Now, at last, we are told the background to the career of this supreme master of car control, who rose from the Obscurity of Leicestershire club rallying in Ford Thames vans in 1960 to being the only Briton to win the RAC Rally since it moved into the forests at the beginning of the sixties. Flow prophetic Roger Albert Clark’s initials proved! Clark is not one to boast nor even talk much about his background and achievements, so this long-overdue autobiography owes much to the arm-twisting of his collaborator, that prodigious motoring writer, erstwhile top codriver, Graham Robson who dropped Clark from the Triumph team whilst he was competitions manager in 1964.

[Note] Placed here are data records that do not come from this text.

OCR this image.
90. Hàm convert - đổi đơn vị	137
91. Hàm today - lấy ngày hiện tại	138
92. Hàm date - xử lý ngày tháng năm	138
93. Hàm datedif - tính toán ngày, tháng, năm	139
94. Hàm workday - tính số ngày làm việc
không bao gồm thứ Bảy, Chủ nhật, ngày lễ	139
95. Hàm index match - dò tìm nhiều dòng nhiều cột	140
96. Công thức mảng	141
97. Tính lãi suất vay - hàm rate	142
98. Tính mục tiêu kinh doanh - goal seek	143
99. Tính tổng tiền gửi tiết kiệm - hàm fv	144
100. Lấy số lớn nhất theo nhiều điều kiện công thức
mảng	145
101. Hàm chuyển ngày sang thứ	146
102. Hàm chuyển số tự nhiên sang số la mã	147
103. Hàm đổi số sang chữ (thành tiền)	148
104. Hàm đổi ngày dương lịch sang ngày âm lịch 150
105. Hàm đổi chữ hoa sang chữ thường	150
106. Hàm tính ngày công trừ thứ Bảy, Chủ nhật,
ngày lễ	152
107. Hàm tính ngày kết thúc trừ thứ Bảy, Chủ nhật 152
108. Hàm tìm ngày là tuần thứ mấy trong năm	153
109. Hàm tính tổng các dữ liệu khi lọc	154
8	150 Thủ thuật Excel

We hear of Clark’s first works drive, in ‘a Reliant Sabre (“a big Ford engine at one end and a petrol tank at the other, tied together with steel members . . . I didn’t enjoy the drive at all”) in the 1963 Alpine Rally, of Spen King criticising Roger’s sideways technique and demonstrating the “correct” racing method (he demolished a row of marker poles—”there wasn’t a lot said after that”) during Clark’s “whale of a time” in two years with the Rover team and of how his class win with a Rover 2000 in the 1965 Monte Carlo Rally was a watershed in his Career, the end of “the Roger Clark—driving hooligan” image. There’s much praise for his co-driver since those early days in 1960, Jim Porter, for Norman Masters, who always prepares Clark’s Escorts, and for the Escort itself.
Disappointingly, this autobiography from this “man who has a reputation for idleness” is skimpy in discussion of his driving techniques; he admits to not being very analytical in a car; driving on instinct. There’s a discussion of how to start rallying (“autocross and driving tests are good training”), of sponsorship, of the Marathon events and a look at rallying’s future.
Of his tactics, he says,”I rely on Jim’s calculations and my own native cunning to go as slowly as I dare . . I can’t see any point in thrashing the car to win by a distance when the odd minute or so is quite enough”. Appendices give the specification of a works Escort and list Clark’s successes from 1961 to November 1975, including 44 national and international rally wins and six Scottish Rally victories.
Some of the early chapters are chronologically jumbled, while later chapters are a Ford benefit—understandably, for Clark has driven for Boreham for 10 years. But this wellillustrated book is good reading, Offering instruction and encouragement to youngsters with rallying ambitions.—C.R.